Bagian kedua buku ini menceritakan jaman dimana Jepang berkuasa di Indonesia dan awal keterlibatan K’tut Tanri dalam gerakan bawah tanah, sampai akhirnya dia tertangkap dan dipenjarakan oleh Jepang. Diberi judul Firdaus yang Hilang karena menurut kesaksiannya apa yang indah dari bali pada waktu itu berangsur hilang, termasuk usaha hotelnya yang dirintis bersama beberapa orang Bali. Di bagian ini secara agak detail K’tut juga bercerita bagaimana persahabatannya dengan Anak Agung Nura, anak raja yang dianggap saudara olehnya yang pada situasi sulit di jaman ini berniat ’mengawini Tantri demi alasan kemanan diri Tanri.

Bagian terakhir buku ini mengisahkan hari – hari yang bersejarah bagi negeri ini, segera setelah kekalahan Jepang , Tantri dirawat oleh laskar pejuang selama beberapa waktu sampai sembuh di Mojokerto, … mengharukan membaca bagaimana para pejuang waktu itu menawarkan bahwa mereka siap mengawalnya kalau dia berkeinginan ke luar dari wilayah Indonesia mengingat apa yang telah dia lakukan dalam gerakan bawah tanah di Jaman Jepang meskipun mereka sendiri juga berharap bahwa Tantri bersedia menggabungkan diri dengan perjuangan mereka.

Pada akhirnya sejarah mencatat bahwa hari-hari berikutnya K’tut Tanri seperti yang belakangan dikatakan oleh Soekarno ’lebih Indonesia dibanding Inggris atau Amerika”. Membaca apa yang dia lakukan kita seolah nyaris tidak percaya bahwa dia bukan orang Indonesia… Pada waktu itu lewat siaran radionya pihak Belanda bahkan menawarkan 50.000 gulden bagi yang bisa menyerahkan K’tut Tanri. Periode ini juga mencatat bagaimana peran dia dari hari-hari disekitar pertempuran heroik Surabaya sampai peran dia di pusat republik waktu itu Yokya, dan persahabatan erat dia dengan bebeberapa pemimpin waktu itu. Buku ini bukan sebuah otobiografi dari perempuan super karena dalam beberapa kesempatan K’tut sendiri menuliskan ketakutannya ketika harus melakukan beberapa aksi intelejen, ataupun ketika menerobos blokade Belanda dengan berlayar dari Tegal ke Singapura sampai gerakan yang dia lakukan di Australia.

Yang sepertinya cukup berharga (karena sangat jarang literatur yang menyinggung mengenai topik ini) adalah kisah dia mengenai jalur penyelundupan indonesia – singapura yang waktu itu menjadi salah satu sumber utama pendanaan republik.
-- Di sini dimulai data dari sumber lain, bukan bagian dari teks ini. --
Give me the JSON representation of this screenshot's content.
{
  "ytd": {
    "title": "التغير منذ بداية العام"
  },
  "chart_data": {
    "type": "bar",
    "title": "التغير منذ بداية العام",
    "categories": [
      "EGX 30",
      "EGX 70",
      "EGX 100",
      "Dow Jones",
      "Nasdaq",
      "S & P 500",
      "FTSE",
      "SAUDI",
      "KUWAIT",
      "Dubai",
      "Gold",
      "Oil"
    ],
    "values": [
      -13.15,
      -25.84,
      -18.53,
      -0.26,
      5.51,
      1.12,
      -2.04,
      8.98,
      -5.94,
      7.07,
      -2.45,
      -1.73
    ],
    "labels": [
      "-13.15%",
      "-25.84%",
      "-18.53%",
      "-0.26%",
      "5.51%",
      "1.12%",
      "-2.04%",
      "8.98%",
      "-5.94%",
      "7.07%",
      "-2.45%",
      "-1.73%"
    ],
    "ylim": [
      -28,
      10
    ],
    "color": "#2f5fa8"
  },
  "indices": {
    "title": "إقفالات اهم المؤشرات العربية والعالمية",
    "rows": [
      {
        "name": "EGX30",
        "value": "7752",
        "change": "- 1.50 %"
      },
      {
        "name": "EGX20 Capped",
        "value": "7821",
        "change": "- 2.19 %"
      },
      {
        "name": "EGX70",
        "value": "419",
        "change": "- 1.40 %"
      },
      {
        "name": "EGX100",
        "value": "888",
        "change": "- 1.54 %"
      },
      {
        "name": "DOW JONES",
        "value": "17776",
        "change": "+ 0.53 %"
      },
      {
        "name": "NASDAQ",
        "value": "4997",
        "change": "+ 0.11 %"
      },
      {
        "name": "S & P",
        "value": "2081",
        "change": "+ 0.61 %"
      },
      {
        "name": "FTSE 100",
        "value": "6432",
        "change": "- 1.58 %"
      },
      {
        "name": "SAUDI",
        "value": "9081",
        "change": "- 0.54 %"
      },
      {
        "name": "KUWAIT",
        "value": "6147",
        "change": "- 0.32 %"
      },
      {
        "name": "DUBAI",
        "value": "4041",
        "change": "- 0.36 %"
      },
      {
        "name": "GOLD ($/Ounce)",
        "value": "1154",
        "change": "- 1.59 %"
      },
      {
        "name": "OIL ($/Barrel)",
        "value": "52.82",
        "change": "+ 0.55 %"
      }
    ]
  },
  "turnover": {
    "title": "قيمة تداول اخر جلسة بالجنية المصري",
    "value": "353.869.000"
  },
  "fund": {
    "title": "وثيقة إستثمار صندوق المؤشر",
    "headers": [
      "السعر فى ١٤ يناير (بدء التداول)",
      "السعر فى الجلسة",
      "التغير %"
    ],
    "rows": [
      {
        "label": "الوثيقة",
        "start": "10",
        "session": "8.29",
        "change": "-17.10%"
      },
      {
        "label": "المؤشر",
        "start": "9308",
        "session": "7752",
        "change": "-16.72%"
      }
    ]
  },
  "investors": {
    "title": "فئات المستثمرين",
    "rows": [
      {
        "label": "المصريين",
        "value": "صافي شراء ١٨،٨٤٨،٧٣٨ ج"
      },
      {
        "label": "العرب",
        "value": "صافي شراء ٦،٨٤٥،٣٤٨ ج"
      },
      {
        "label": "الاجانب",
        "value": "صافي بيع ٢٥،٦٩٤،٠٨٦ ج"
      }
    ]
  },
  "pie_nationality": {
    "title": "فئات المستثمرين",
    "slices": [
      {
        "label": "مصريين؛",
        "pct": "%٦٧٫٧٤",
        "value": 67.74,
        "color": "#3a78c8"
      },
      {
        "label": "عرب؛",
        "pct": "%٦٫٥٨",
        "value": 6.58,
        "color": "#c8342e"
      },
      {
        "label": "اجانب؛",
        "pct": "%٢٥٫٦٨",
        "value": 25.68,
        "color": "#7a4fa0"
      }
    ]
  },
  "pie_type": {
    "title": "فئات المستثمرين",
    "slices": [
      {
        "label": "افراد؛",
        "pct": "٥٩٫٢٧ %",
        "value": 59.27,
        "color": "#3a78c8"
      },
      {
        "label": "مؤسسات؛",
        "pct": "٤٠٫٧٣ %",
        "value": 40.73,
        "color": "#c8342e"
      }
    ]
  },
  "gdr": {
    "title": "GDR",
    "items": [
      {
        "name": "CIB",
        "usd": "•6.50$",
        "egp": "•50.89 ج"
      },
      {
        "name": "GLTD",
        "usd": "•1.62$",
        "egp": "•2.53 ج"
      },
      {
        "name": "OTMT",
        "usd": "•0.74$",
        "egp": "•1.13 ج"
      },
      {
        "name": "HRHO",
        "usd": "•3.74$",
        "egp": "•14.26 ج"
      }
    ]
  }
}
Sungguh kebetulan kah kalau ternyata soal korupsi oleh aparat negara pada saat itupun sudah ada …dan dikisahkan dalam otobiografi ini?

Menurut saya buku ini cukup berharga sebagai sebuah dokumentasi sejarah, banyak hal yang tidak kita temui di dalam versi sejarah resmi kita. Lewat buku ini kita bisa merenung bahwa diatas sekat–sekat ”nasionalisme” ternyata ada nasionalisme yang lebih tinggi yaitu humanisme. Kisah K’tut Tantri menunjukkan bahwa kemerdekaan bangsa ini dahulu diperjuangkan dan didukung oleh banyak orang , … yang melihat kemanusiaan melebihi dari yang lain, kemanusiaan yang bisa melampaui dinding etnis, keyakinan ataupun budaya bahkan kebangsaan. Ditengah situasi polarisasi dan pengkotakan pada saat ini, kisah K’Tut Tantri bisa membuat kita kembali merenung tentang bagaimana bangsa ini dulu dibangun dan dipertahankan. K’tut Tantri meninggal pada 27 Juli 1997 di Sidney, Australia dengan perasaan cinta kepada Indonesia tidak pernah luntur. Peti matinya dihiasi bendera Indonesia dengan aksen Bali kuning dan putih. Seperti permintaanya, jasadnya diperabukan. Abu jenazahnya disebarkan di Pantai Bali. Sementara harta peninggalannya disumbangkan ke anak-anak Bali yang kurang mampu.